6. Hubungan di malam hari Keluarga toxic ini berpusat pada pengabaian dan keterputusan, baik sebagai pasangan maupun sebagai unit keluarga yang lebih besar

Dalam struktur ini, orang tua tampak menjalani kehidupan yang terpisah, “Seolah-olah mereka sedang bermain rumah-rumahan.” Mereka lebih fokus pada pekerjaan atau persahabatan di luar daripada apa yang terjadi dalam keluarga mereka. Anak-anak dalam struktur ini sering kali dibesarkan oleh kakek-nenek atau menerima pengasuhan dari orang tua teman-teman mereka. “

Ada kesedihan yang mendalam pada sistem ini karena sepertinya tidak ada yang tahu bagaimana cara terhubung,” kata Teahan. Anak-anak mungkin merasa orang tua mereka adalah orang asing, karena fokus mereka terletak di tempat lain. Teahan membingkai keluarga-keluarga ini sebagai “rumah yang tidak berpusat pada anak.” memiliki keluarga tanpa benar-benar mengembangkan keluarga.”

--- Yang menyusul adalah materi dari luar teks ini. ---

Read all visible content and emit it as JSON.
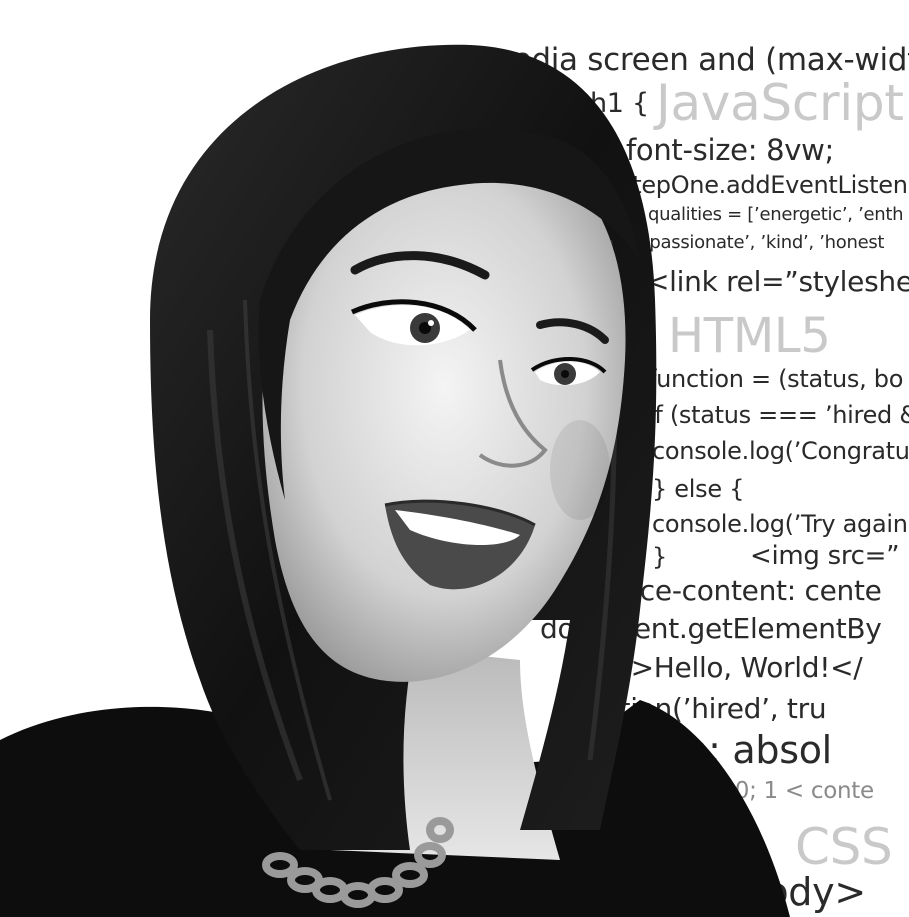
{
  "code_lines": [
    "@media screen and (max-width",
    "h1 {",
    "JavaScript",
    "font-size: 8vw;",
    "stepOne.addEventListene",
    "qualities = [’energetic’, ’enth",
    "’passionate’, ’kind’, ’honest",
    "<link rel=”styleshee",
    "HTML5",
    "function = (status, bo",
    "if (status === ’hired &",
    "console.log(’Congratu",
    "} else {",
    "console.log(’Try again",
    "}",
    "<img src=”",
    "place-content: cente",
    "document.getElementBy",
    "<p>Hello, World!</",
    "function(’hired’, tru",
    "position: absol",
    "let i = 0; 1 < conte",
    "CSS",
    "<body>"
  ],
  "colors": {
    "background": "#ffffff",
    "code_text": "#2a2a2a",
    "watermark_text": "#c9c9c9",
    "hair": "#141414",
    "jacket": "#0d0d0d"
  }
}
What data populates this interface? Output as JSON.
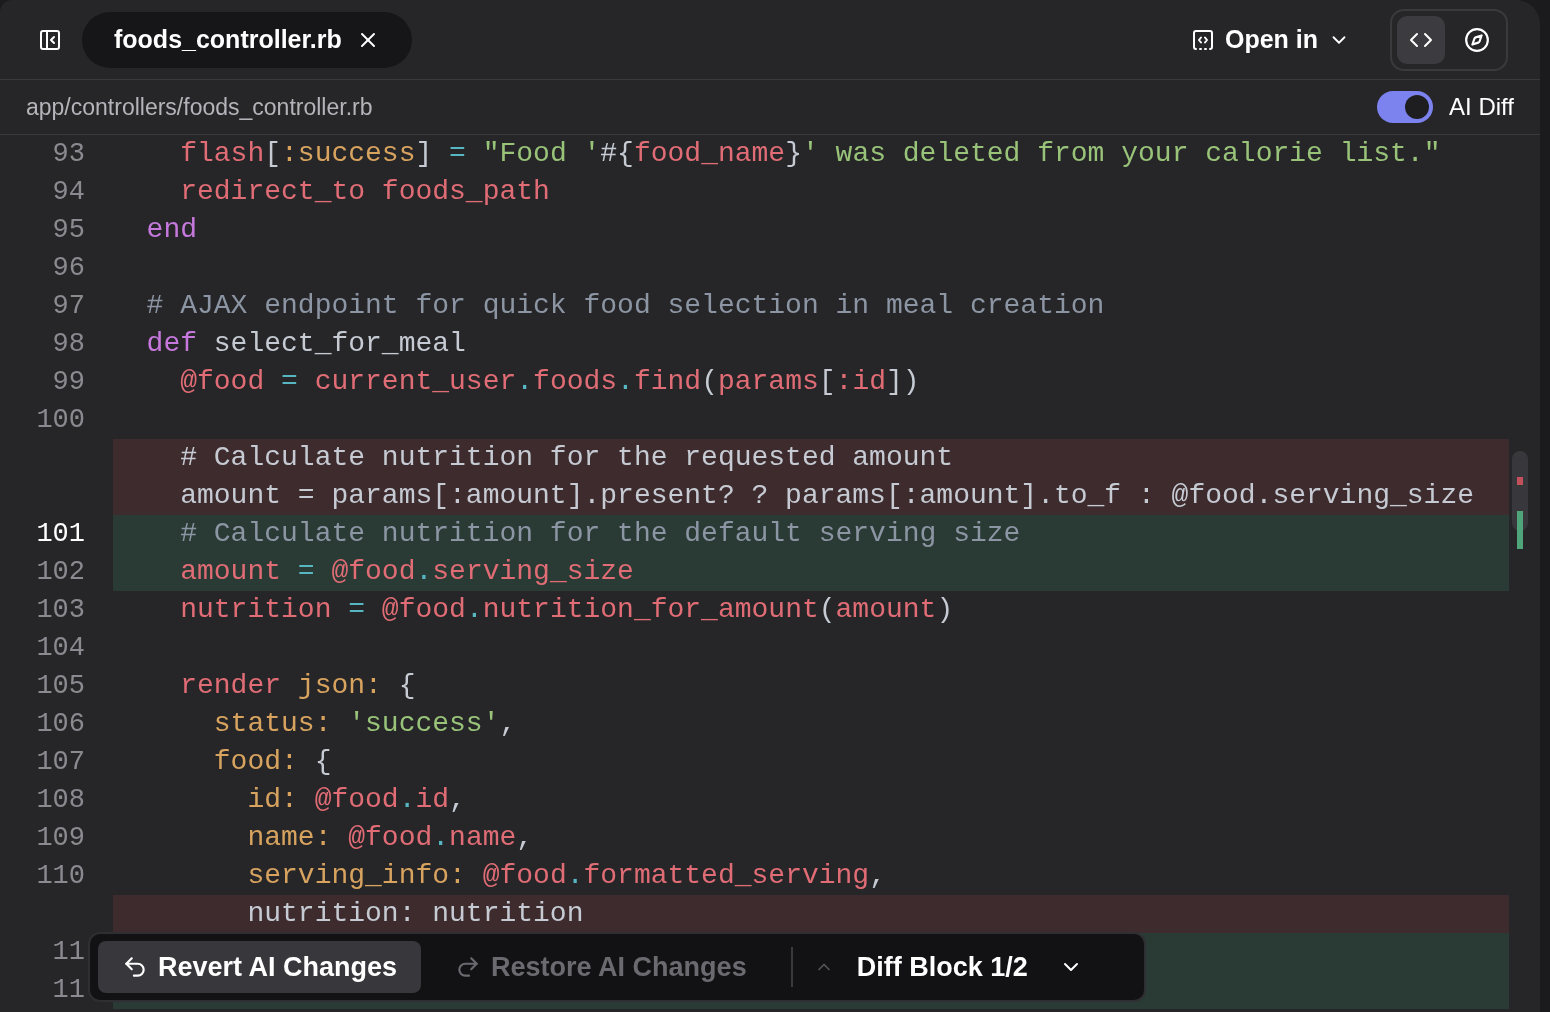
{
  "header": {
    "tab": {
      "label": "foods_controller.rb",
      "selected": true
    },
    "open_in": "Open in",
    "view_modes": [
      {
        "kind": "code",
        "selected": true
      },
      {
        "kind": "preview",
        "selected": false
      }
    ]
  },
  "path_bar": {
    "path": "app/controllers/foods_controller.rb",
    "ai_diff": {
      "label": "AI Diff",
      "on": true
    }
  },
  "lines": [
    {
      "number": "93",
      "kind": "context",
      "current": false,
      "segments": [
        {
          "kind": "name",
          "text": "    flash"
        },
        {
          "kind": "plain",
          "text": "["
        },
        {
          "kind": "symbol",
          "text": ":success"
        },
        {
          "kind": "plain",
          "text": "] "
        },
        {
          "kind": "op",
          "text": "= "
        },
        {
          "kind": "string",
          "text": "\"Food '"
        },
        {
          "kind": "plain",
          "text": "#{"
        },
        {
          "kind": "name",
          "text": "food_name"
        },
        {
          "kind": "plain",
          "text": "}"
        },
        {
          "kind": "string",
          "text": "' was deleted from your calorie list.\""
        }
      ]
    },
    {
      "number": "94",
      "kind": "context",
      "current": false,
      "segments": [
        {
          "kind": "name",
          "text": "    redirect_to foods_path"
        }
      ]
    },
    {
      "number": "95",
      "kind": "context",
      "current": false,
      "segments": [
        {
          "kind": "keyword",
          "text": "  end"
        }
      ]
    },
    {
      "number": "96",
      "kind": "context",
      "current": false
    },
    {
      "number": "97",
      "kind": "context",
      "current": false,
      "segments": [
        {
          "kind": "comment",
          "text": "  # AJAX endpoint for quick food selection in meal creation"
        }
      ]
    },
    {
      "number": "98",
      "kind": "context",
      "current": false,
      "segments": [
        {
          "kind": "keyword",
          "text": "  def"
        },
        {
          "kind": "plain",
          "text": " select_for_meal"
        }
      ]
    },
    {
      "number": "99",
      "kind": "context",
      "current": false,
      "segments": [
        {
          "kind": "name",
          "text": "    @food "
        },
        {
          "kind": "op",
          "text": "= "
        },
        {
          "kind": "name",
          "text": "current_user"
        },
        {
          "kind": "op",
          "text": "."
        },
        {
          "kind": "name",
          "text": "foods"
        },
        {
          "kind": "op",
          "text": "."
        },
        {
          "kind": "name",
          "text": "find"
        },
        {
          "kind": "plain",
          "text": "("
        },
        {
          "kind": "name",
          "text": "params"
        },
        {
          "kind": "plain",
          "text": "["
        },
        {
          "kind": "name",
          "text": ":id"
        },
        {
          "kind": "plain",
          "text": "])"
        }
      ]
    },
    {
      "number": "100",
      "kind": "context",
      "current": false
    },
    {
      "kind": "removed",
      "current": false,
      "segments": [
        {
          "kind": "plain",
          "text": "    # Calculate nutrition for the requested amount"
        }
      ]
    },
    {
      "kind": "removed",
      "current": false,
      "segments": [
        {
          "kind": "plain",
          "text": "    amount = params[:amount].present? ? params[:amount].to_f : @food.serving_size"
        }
      ]
    },
    {
      "number": "101",
      "kind": "added",
      "current": true,
      "segments": [
        {
          "kind": "comment",
          "text": "    # Calculate nutrition for the default serving size"
        }
      ]
    },
    {
      "number": "102",
      "kind": "added",
      "current": false,
      "segments": [
        {
          "kind": "name",
          "text": "    amount "
        },
        {
          "kind": "op",
          "text": "= "
        },
        {
          "kind": "name",
          "text": "@food"
        },
        {
          "kind": "op",
          "text": "."
        },
        {
          "kind": "name",
          "text": "serving_size"
        }
      ]
    },
    {
      "number": "103",
      "kind": "context",
      "current": false,
      "segments": [
        {
          "kind": "name",
          "text": "    nutrition "
        },
        {
          "kind": "op",
          "text": "= "
        },
        {
          "kind": "name",
          "text": "@food"
        },
        {
          "kind": "op",
          "text": "."
        },
        {
          "kind": "name",
          "text": "nutrition_for_amount"
        },
        {
          "kind": "plain",
          "text": "("
        },
        {
          "kind": "name",
          "text": "amount"
        },
        {
          "kind": "plain",
          "text": ")"
        }
      ]
    },
    {
      "number": "104",
      "kind": "context",
      "current": false
    },
    {
      "number": "105",
      "kind": "context",
      "current": false,
      "segments": [
        {
          "kind": "name",
          "text": "    render "
        },
        {
          "kind": "symbol",
          "text": "json:"
        },
        {
          "kind": "plain",
          "text": " {"
        }
      ]
    },
    {
      "number": "106",
      "kind": "context",
      "current": false,
      "segments": [
        {
          "kind": "symbol",
          "text": "      status: "
        },
        {
          "kind": "string",
          "text": "'success'"
        },
        {
          "kind": "plain",
          "text": ","
        }
      ]
    },
    {
      "number": "107",
      "kind": "context",
      "current": false,
      "segments": [
        {
          "kind": "symbol",
          "text": "      food:"
        },
        {
          "kind": "plain",
          "text": " {"
        }
      ]
    },
    {
      "number": "108",
      "kind": "context",
      "current": false,
      "segments": [
        {
          "kind": "symbol",
          "text": "        id: "
        },
        {
          "kind": "name",
          "text": "@food"
        },
        {
          "kind": "op",
          "text": "."
        },
        {
          "kind": "name",
          "text": "id"
        },
        {
          "kind": "plain",
          "text": ","
        }
      ]
    },
    {
      "number": "109",
      "kind": "context",
      "current": false,
      "segments": [
        {
          "kind": "symbol",
          "text": "        name: "
        },
        {
          "kind": "name",
          "text": "@food"
        },
        {
          "kind": "op",
          "text": "."
        },
        {
          "kind": "name",
          "text": "name"
        },
        {
          "kind": "plain",
          "text": ","
        }
      ]
    },
    {
      "number": "110",
      "kind": "context",
      "current": false,
      "segments": [
        {
          "kind": "symbol",
          "text": "        serving_info: "
        },
        {
          "kind": "name",
          "text": "@food"
        },
        {
          "kind": "op",
          "text": "."
        },
        {
          "kind": "name",
          "text": "formatted_serving"
        },
        {
          "kind": "plain",
          "text": ","
        }
      ]
    },
    {
      "kind": "removed",
      "current": false,
      "segments": [
        {
          "kind": "plain",
          "text": "        nutrition: nutrition"
        }
      ]
    },
    {
      "number": "11",
      "kind": "added",
      "current": false
    },
    {
      "number": "11",
      "kind": "added",
      "current": false
    }
  ],
  "diff_toolbar": {
    "revert": {
      "label": "Revert AI Changes",
      "disabled": false
    },
    "restore": {
      "label": "Restore AI Changes",
      "disabled": true
    },
    "prev_disabled": true,
    "next_disabled": false,
    "block": "Diff Block 1/2"
  }
}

7. Terlihat bagus di atas kertas

Menurut Teahan, “Fokus utama keluarga ini adalah mengendalikan citra dan menghindari perasaan dengan segala cara.” Ia mencatat bahwa sebagian besar energi keluarga ini dihabiskan untuk menutupi perasaan daripada energi yang sebenarnya dikeluarkan untuk mengatasi masalah mereka. Ada ketidakaslian yang tidak disadari oleh komunitas mereka. “Keluarga ini terlihat sangat sah, sangat teratur. Orang-orang tidak menyadari disfungsi yang ada di baliknya… Keluarga seperti ini bisa sangat teliti tentang halaman, tetapi mereka akan menutupinya seperti pernikahan yang sangat tidak bahagia,” kata Teahan.